The 200MB data is collected among 300 days, about 600kb daily.
Currently I use d3.tsv to load one file containing all data, and then use setTimeout to loop through each day.
But the question is to load 200MB data to client's browser, it can take a few minutes...
How to overcome this problem? Can we use some prefetching and catching technique?
Kibana and Hue can handle gigabytes of data visualization. And both of them seem to use D3 for visualization.
How do they solve the time delay in loading data from the server to client side?
One way I am thinking is to load daily data in every second, and then merge these data to the clients' memory. But how to do the data merge inside of d3.tsv?
mergedData = []
for (f in filelist) {
d3.tsv(f, function(error, data)){
//Following code cannot work as expected
mergedData = mergedData.concat(data)
}
}
Because d3.tsv is onload, any global var cannot work inside of it.

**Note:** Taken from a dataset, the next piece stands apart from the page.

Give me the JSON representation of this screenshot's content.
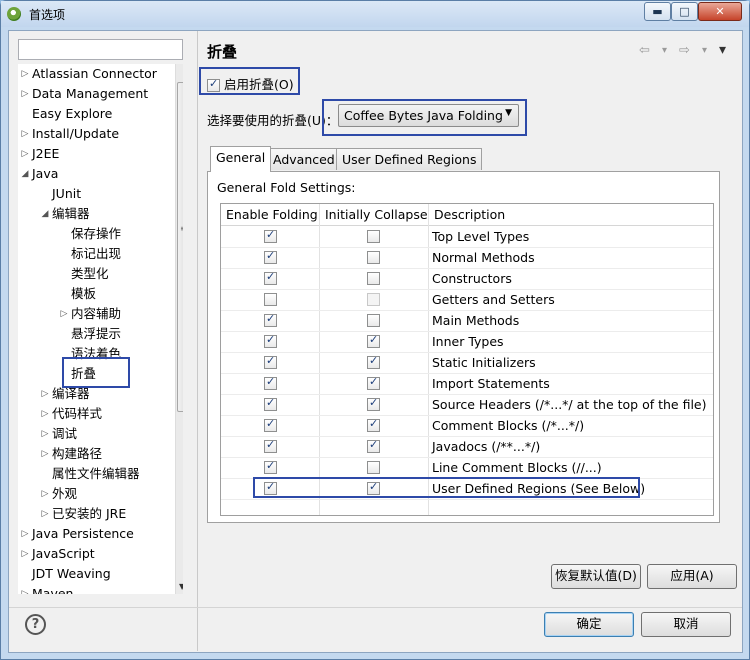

Any tricks to work this out?
As far as kibana is concerned it works on elastic search which operates on millions of records and pulls up the analytic numbers using aggregates and displays it as charts.
Hue works on hadoop.
So in short they get the stats on the bigdata using the backend support of elasticsearch(In case of kibana) and display the numbers as barchart or other chart using d3.
Hence with large data you should consider taking backend support merge all data get the numbers and let d3 show it up on graph.